No matter how many times he told her that, she didn’t think she would ever get used to it.
“May I kiss you?”
He’d never asked for permission before. He’d always just kissed her. Almost as if he were fighting an inner battle. On one side was the desire to touch her, on the other the need to lock her out. To keep himself and her safe.
She smiled, feeling awkward. “I’d love it if you’d kiss me.”
He took his hands out of his pockets and stepped closer. Max bared his teeth.
Penelope gasped. “Max!” She yanked the leash hard. “Bad boy!” She pulled him back and fastened his lead to a support beam a couple of feet behind her. He barked in protest and she patted his head. “Easy, Maximus. It’s okay. It’s just Aidan.”
Penelope turned to find him standing directly behind her, startling her for a second time.
He quirked a brow.
“I’m sorry. With everything going on, I guess I’m jumpy.”
“Understandable.”
He dropped his hands onto her shoulders and tugged her forward, nearly causing her to lose her balance.
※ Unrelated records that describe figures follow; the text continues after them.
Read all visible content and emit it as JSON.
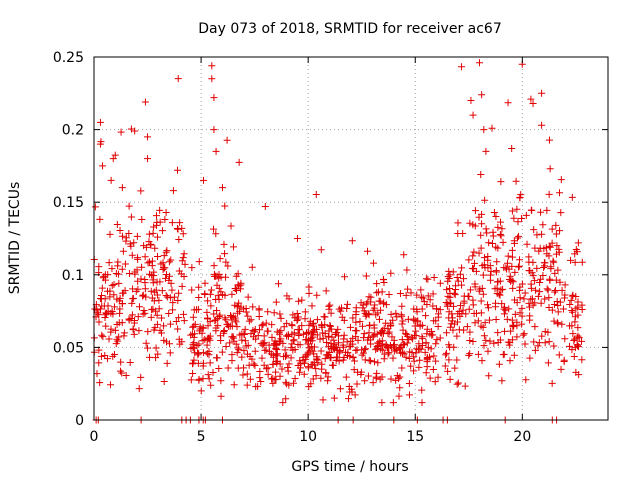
{
  "chart_data": {
    "type": "scatter",
    "title": "Day 073 of 2018, SRMTID for receiver ac67",
    "xlabel": "GPS time / hours",
    "ylabel": "SRMTID / TECUs",
    "xlim": [
      0,
      24
    ],
    "ylim": [
      0,
      0.25
    ],
    "x_ticks": [
      0,
      5,
      10,
      15,
      20
    ],
    "x_tick_labels": [
      "0",
      "5",
      "10",
      "15",
      "20"
    ],
    "y_ticks": [
      0,
      0.05,
      0.1,
      0.15,
      0.2,
      0.25
    ],
    "y_tick_labels": [
      "0",
      "0.05",
      "0.1",
      "0.15",
      "0.2",
      "0.25"
    ],
    "grid": true,
    "marker": "+",
    "color": "#e00000",
    "envelope": {
      "description": "approximate typical SRMTID level vs time (hours, TECU)",
      "x": [
        0,
        0.5,
        1,
        1.5,
        2,
        2.5,
        3,
        3.5,
        4,
        4.2,
        4.5,
        5,
        5.5,
        6,
        6.5,
        7,
        7.5,
        8,
        8.5,
        9,
        10,
        11,
        12,
        13,
        14,
        15,
        16,
        16.5,
        17,
        17.5,
        18,
        18.5,
        19,
        19.5,
        20,
        20.5,
        21,
        21.5,
        22,
        22.8
      ],
      "y": [
        0.085,
        0.08,
        0.078,
        0.085,
        0.08,
        0.09,
        0.095,
        0.095,
        0.1,
        0.09,
        0.055,
        0.06,
        0.07,
        0.075,
        0.07,
        0.062,
        0.055,
        0.05,
        0.052,
        0.055,
        0.052,
        0.05,
        0.055,
        0.06,
        0.055,
        0.055,
        0.06,
        0.07,
        0.085,
        0.095,
        0.1,
        0.095,
        0.085,
        0.09,
        0.1,
        0.095,
        0.1,
        0.09,
        0.075,
        0.075
      ]
    },
    "peaks": [
      {
        "x": 0.3,
        "y": 0.205
      },
      {
        "x": 0.3,
        "y": 0.19
      },
      {
        "x": 0.4,
        "y": 0.175
      },
      {
        "x": 0.8,
        "y": 0.165
      },
      {
        "x": 0.9,
        "y": 0.18
      },
      {
        "x": 1.9,
        "y": 0.199
      },
      {
        "x": 2.4,
        "y": 0.219
      },
      {
        "x": 2.5,
        "y": 0.195
      },
      {
        "x": 2.5,
        "y": 0.18
      },
      {
        "x": 3.9,
        "y": 0.172
      },
      {
        "x": 5.5,
        "y": 0.244
      },
      {
        "x": 5.5,
        "y": 0.235
      },
      {
        "x": 5.6,
        "y": 0.222
      },
      {
        "x": 5.6,
        "y": 0.2
      },
      {
        "x": 5.7,
        "y": 0.185
      },
      {
        "x": 6.0,
        "y": 0.16
      },
      {
        "x": 8.0,
        "y": 0.147
      },
      {
        "x": 9.5,
        "y": 0.125
      },
      {
        "x": 17.6,
        "y": 0.22
      },
      {
        "x": 17.7,
        "y": 0.21
      },
      {
        "x": 18.0,
        "y": 0.246
      },
      {
        "x": 18.1,
        "y": 0.224
      },
      {
        "x": 18.2,
        "y": 0.2
      },
      {
        "x": 18.3,
        "y": 0.185
      },
      {
        "x": 20.4,
        "y": 0.221
      },
      {
        "x": 20.5,
        "y": 0.218
      },
      {
        "x": 20.9,
        "y": 0.225
      },
      {
        "x": 20.9,
        "y": 0.203
      },
      {
        "x": 21.3,
        "y": 0.173
      }
    ],
    "zero_points_x": [
      0.1,
      0.2,
      2.2,
      4.1,
      4.3,
      4.5,
      4.9,
      5.1,
      5.2,
      6.0,
      11.4,
      12.1,
      14.0,
      15.1,
      16.3,
      16.5,
      19.2,
      21.4,
      21.6
    ]
  }
}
She laughed nervously. “Wow. I guess you have missed me.”
“You have no idea…”
He dropped his head and pressed his lips to hers.
And Penelope’s heart stopped beating in her chest. Because in that instant she knew that it wasn’t Aidan she was kissing.
Chapter Sixteen
Aidan had never done anything more difficult in his life than watch Davin lean in to kiss Penelope. A sense of betrayal and acidy loathing coated his insides. The only saving grace was that he knew the exact moment when Penelope realized that the man she was kissing wasn’t him, but Davin. He watched as her fingers curled into fists and the way her spine snapped upright.
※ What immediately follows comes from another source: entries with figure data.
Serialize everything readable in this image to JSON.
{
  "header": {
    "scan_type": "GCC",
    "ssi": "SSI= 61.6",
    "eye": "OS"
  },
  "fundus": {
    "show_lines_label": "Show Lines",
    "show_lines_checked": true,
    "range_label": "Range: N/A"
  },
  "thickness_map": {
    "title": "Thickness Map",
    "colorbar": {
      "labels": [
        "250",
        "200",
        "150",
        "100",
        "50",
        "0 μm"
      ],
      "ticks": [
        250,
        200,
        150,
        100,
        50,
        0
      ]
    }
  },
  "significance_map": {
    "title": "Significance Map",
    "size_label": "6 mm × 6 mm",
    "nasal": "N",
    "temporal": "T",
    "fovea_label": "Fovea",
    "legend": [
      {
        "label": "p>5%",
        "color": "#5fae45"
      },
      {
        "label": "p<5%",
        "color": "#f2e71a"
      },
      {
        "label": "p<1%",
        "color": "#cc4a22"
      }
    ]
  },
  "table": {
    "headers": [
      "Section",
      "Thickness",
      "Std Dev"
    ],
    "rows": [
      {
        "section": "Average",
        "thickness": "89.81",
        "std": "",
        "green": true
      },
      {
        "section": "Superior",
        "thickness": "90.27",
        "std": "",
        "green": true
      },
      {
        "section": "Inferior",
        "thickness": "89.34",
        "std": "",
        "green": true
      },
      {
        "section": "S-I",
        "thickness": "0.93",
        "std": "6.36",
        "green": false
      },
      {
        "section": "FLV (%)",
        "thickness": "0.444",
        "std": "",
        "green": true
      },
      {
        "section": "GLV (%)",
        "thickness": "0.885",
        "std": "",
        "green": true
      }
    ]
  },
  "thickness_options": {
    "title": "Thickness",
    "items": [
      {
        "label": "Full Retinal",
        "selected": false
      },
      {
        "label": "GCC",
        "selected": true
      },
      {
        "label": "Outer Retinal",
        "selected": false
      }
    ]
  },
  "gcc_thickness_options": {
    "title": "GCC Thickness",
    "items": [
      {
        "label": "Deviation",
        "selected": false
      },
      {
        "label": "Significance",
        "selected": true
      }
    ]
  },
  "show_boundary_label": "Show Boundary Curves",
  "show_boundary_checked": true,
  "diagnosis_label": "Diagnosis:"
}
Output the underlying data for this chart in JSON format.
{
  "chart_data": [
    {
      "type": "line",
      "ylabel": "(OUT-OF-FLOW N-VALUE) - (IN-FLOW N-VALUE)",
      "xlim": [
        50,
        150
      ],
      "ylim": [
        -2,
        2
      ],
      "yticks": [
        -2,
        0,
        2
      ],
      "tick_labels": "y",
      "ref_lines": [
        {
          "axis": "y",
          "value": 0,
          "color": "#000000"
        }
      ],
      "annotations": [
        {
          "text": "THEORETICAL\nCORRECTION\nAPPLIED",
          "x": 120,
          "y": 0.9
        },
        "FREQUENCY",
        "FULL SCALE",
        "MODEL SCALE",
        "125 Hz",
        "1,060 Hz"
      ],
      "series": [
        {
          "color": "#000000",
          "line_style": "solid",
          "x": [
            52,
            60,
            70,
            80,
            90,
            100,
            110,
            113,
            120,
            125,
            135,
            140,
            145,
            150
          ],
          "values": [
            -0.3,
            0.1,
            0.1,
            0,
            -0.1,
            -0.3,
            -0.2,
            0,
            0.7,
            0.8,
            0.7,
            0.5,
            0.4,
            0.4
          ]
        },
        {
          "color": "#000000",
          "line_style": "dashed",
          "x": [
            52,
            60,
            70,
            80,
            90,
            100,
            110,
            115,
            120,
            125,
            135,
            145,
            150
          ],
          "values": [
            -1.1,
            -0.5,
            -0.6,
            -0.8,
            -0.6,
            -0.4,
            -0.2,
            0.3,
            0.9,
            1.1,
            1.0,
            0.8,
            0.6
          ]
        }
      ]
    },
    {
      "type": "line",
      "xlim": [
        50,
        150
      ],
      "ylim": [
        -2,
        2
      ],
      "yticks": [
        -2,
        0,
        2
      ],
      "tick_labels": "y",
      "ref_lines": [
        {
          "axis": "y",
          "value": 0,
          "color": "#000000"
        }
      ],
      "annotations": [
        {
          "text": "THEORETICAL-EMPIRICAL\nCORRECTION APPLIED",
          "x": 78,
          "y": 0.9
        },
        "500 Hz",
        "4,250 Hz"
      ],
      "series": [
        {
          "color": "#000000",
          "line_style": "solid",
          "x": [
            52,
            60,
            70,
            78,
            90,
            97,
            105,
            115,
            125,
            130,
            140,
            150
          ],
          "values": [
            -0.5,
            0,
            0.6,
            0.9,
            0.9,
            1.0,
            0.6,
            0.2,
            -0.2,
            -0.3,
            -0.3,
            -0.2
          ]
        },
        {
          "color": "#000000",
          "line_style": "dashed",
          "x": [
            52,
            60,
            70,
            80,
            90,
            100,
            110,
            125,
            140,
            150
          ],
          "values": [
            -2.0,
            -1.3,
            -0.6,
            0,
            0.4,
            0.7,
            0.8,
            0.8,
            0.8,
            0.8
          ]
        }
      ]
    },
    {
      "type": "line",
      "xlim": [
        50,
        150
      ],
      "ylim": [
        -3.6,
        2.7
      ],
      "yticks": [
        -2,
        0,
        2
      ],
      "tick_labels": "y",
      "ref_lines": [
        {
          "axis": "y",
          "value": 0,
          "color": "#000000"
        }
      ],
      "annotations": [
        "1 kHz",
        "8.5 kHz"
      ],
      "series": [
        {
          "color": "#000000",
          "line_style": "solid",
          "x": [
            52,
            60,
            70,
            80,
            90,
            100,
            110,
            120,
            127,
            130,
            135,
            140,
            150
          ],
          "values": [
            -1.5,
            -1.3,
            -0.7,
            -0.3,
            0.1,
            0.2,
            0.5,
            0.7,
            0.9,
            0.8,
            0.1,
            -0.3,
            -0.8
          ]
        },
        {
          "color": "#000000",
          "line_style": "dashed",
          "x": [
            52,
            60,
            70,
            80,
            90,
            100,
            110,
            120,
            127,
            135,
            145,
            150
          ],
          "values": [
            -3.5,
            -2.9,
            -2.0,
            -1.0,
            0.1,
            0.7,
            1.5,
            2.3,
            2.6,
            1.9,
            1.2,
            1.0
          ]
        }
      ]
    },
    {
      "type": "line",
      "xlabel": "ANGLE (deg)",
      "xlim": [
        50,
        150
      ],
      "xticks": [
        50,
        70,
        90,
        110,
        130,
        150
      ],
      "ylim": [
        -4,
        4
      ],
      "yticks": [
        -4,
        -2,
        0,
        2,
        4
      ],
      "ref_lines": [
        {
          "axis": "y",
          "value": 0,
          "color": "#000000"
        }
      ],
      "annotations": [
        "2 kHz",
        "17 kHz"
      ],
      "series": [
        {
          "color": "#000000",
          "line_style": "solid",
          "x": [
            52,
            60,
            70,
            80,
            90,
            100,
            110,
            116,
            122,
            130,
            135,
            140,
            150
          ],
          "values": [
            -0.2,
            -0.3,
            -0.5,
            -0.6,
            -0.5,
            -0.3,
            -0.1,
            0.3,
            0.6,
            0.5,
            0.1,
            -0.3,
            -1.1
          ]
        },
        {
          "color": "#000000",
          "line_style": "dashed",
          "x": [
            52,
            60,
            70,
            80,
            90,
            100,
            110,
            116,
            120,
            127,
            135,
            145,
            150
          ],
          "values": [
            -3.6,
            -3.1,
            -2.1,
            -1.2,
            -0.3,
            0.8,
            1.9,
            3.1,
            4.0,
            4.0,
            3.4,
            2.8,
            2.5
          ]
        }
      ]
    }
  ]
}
He cursed, wishing he could have given her some sort of warning. But by the time he’d driven up near the bridge, Penelope had had her back to him and was tying Max to a beam, out of striking distance—
when what she should have done was set the dog free to attack Davin.
Aidan reached for the door handle, but froze when Davin appeared satisfied with the success of his bold move and drew away from Penelope, leaving her staring, puzzled, up at him.
A mix of powerful emotions assaulted Aidan, freezing his hands to the steering wheel. At the first sight of his brother in fourteen months, snapshots from his life
clicked through his mind. He and Davin as kids, breaking the windows of an abandoned house with stones, each throw a competition that Aidan always won. Him holding his sobbing, broken brother as their house burned to the ground, their parents still inside. Blurred shots of his wife smiling, then crying as she shared the devastating news that the baby she carried was not his, but his brother’s. Roses pelting his wife’s casket along with the steady rain…
And now, the image of Davin once again pretending to be him and making a move on Penelope.
Enraged, Aidan had to yank on the door handle several times before it finally gave, the jerky movement nearly spitting him out onto the pavement. He struggled to regain his balance as he ran for the bridge, his vision filled with the present and the past and his brain unable to register that Penelope was untying Maximus and waving goodbye to his brother. All he could think of was how much he wanted to kill the man who had stolen so much from him.
The thought should have caught him up short, should have made him think that perhaps contacting the authorities might be the better move. But with his heart thudding angrily against his rib cage, all he could think about was exacting his own type of revenge against the man who looked so much like him, but was nothing like him. His brother, his blood, his enemy.
He heard a roar, but didn’t immediately identify it as coming from his own throat until he slammed against Davin’s back, the move knocking them both to the wood planks of the bridge.
“Aidan!” He heard Penelope’s gasp from somewhere beyond the white fog that crowded his head.
“Go! Get out of here, Penelope!” he shouted, hauling a fist back and burying it in his twin’s face. “Call the sheriff’s office. Now!”
Aidan’s arm hovered in the air, ready to come down again. Davin’s unconcerned expression as he stared up at him made his stomach turn. No emotion lurked there in those brown eyes. No guilt for having done what he had. No remorse for wreaking such havoc. Not even hate. Merely indifference.